Herlehy, proving an able showman, walked his saxophone around the venue as audience members followed him in a train motion, all made possible by the modern technology available to today’s blues players. At one point in last night’s jam, I thought to myself that someone ought to sign Billy The Kid, whether to a label or to a band member contract. Someone out there should be noticing the kind of consistency and quality and variety of licks and phrases he offered up.
House band and feature continued to maintain a festive party vibe throughout the evening. A pump action beat and a lot of jumpy instrumentation made The Meters’ “Hey Pocky A-Way” a smashing draw, getting heads bobbing and toes tapping. Nailing down the fun groove to the Elvis Presley popularized “Baby, What You Want Me To Do,” the rhythm boys left open plenty of space for rambunctious guitar, excited saxophone, and fibrous vocals. If that wasn’t enough, the audience was treated to the Ringo Starr popularized “I Can Help,” the lyrics rolling off Mickey Maguire’s playful tongue, his quaint, positive vocals following the lilting thump he and Wolpe created with their chops. This lead right into Herlehy polishing up the song even more with his smooth dance of sax notes.

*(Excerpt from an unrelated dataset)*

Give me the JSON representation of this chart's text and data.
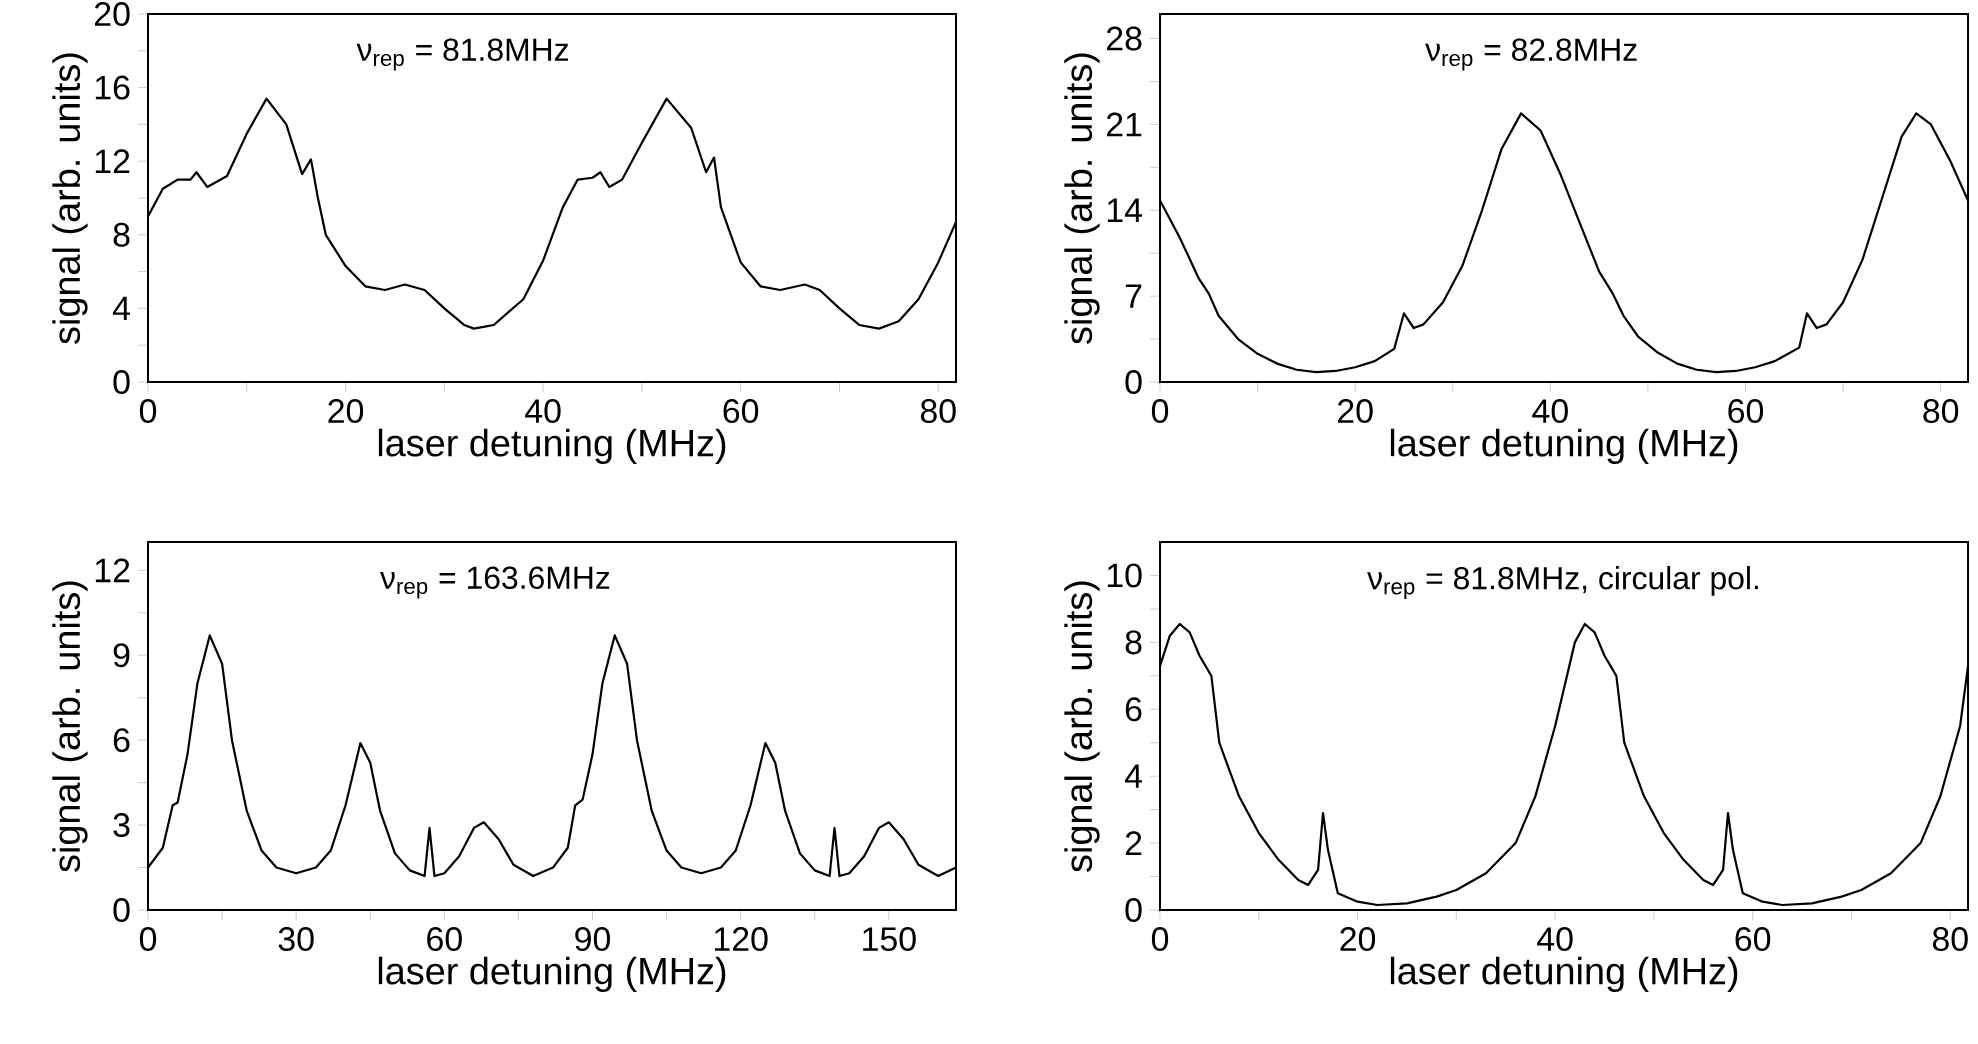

There was little bit of rockabilly thrown in before the players finessed “Midnight Special” with a stomping blues authority. Wolpe sang it as a steady blues with the others joining in to make for one boss chorus. Herlehy’s injection of sultry sax sashayed around the room with its dirty sound suggestive of much forbidden fun. The sensitive side of the four musicians came shining through when they performed The Band’s “I Shall Be Released.” They played this soulful slow dance number with restraint and taste, hypnotically drawing several couples onto the dance floor. Billy The Kid’s raspy vocal soothed the ear while a steady groove kept the dancers busy.
It was a heck of a lot of fun at the Brick House last night. A band that knows how to entertain with substantial songs and tasteful musicianship surrounded by a diverse and appreciative audience is always a winning combination. Therapy Thursday continues to thrive at Milford, New Hampshire’s Brick House.